If Firefly‘s Kaylee had her way and the show didn’t end prematurely, it would have ended up like this.
Joss Whedon’s Firefly will always and forever be an example of what happens to good television when it’s handled poorly. Episodes were aired irregularly and out of order, and the show was canceled after one season even though it’s one of the best sci-fi shows ever. Jewel Staite, who played Kaylee, has her own ideas of where she would have taken Firefly if it had continued into multiple seasons.
In a celebrity blog on Blastr, Staite says that Firefly would ideally have gone nine seasons and perhaps even gotten a spin-off called Firefly: The Next Generation. She writes:
In my perfect imagination, [Firefly] ends a little something like this: Nine glorious seasons later, Kaylee and Simon have had several beautiful brunette babies, a couple of which have turned out to be crazy geniuses like their Auntie River (Firefly: the Next Generation?), and one who mysteriously looks a lot like Matthew Fox, who became a regular cast member in season six. River has finally found her marbles and is now captaining her own ship with her loyal second-in-command, Jayne, who claims that River is the best captain he’s ever known. Saffron is now their mercenary, and Jayne’s lover. And because this is the future and vast discoveries have been made in the world of medicine, Jayne is pregnant with their first child. Inara and Mal finally profess their undying love for each other while Inara is, well, dying in his arms (something gruesome, lotsa blood), and Mal finally realizes that life is short. And promptly confesses his (other) undying love to Zoe. And she promptly punches him in the face.

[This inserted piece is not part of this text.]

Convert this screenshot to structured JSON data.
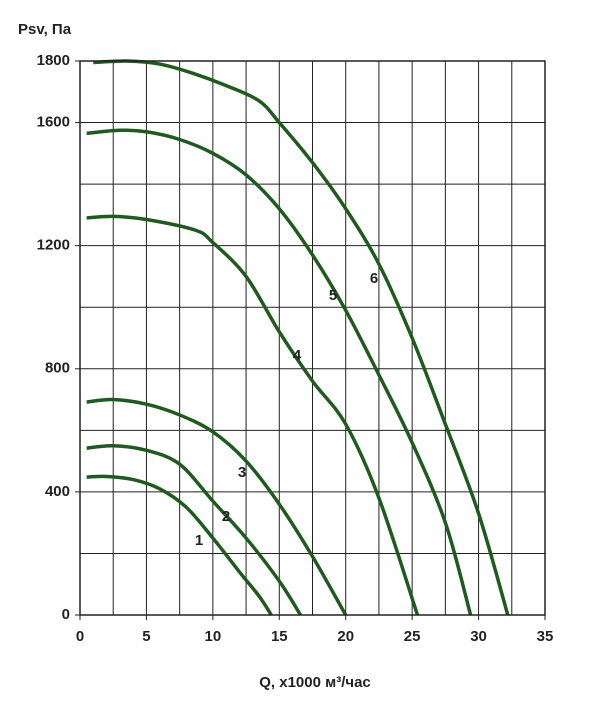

I don’t care about any alternate endings that fan-fiction has come up with, a pregnant Jayne is possibly the best idea I’ve ever heard of for the show. And no incredibly lovable key characters seem to die in Staite’s version of the Firefly future either, not that that happens in the actual series or anything.
The mention of a Next Generation-style Firefly show is interesting, and anything’s possible, so maybe Whedon will offer such a thing to Firefly fans in the future. Something new has to come out of the show’s cult-hit status someday, right?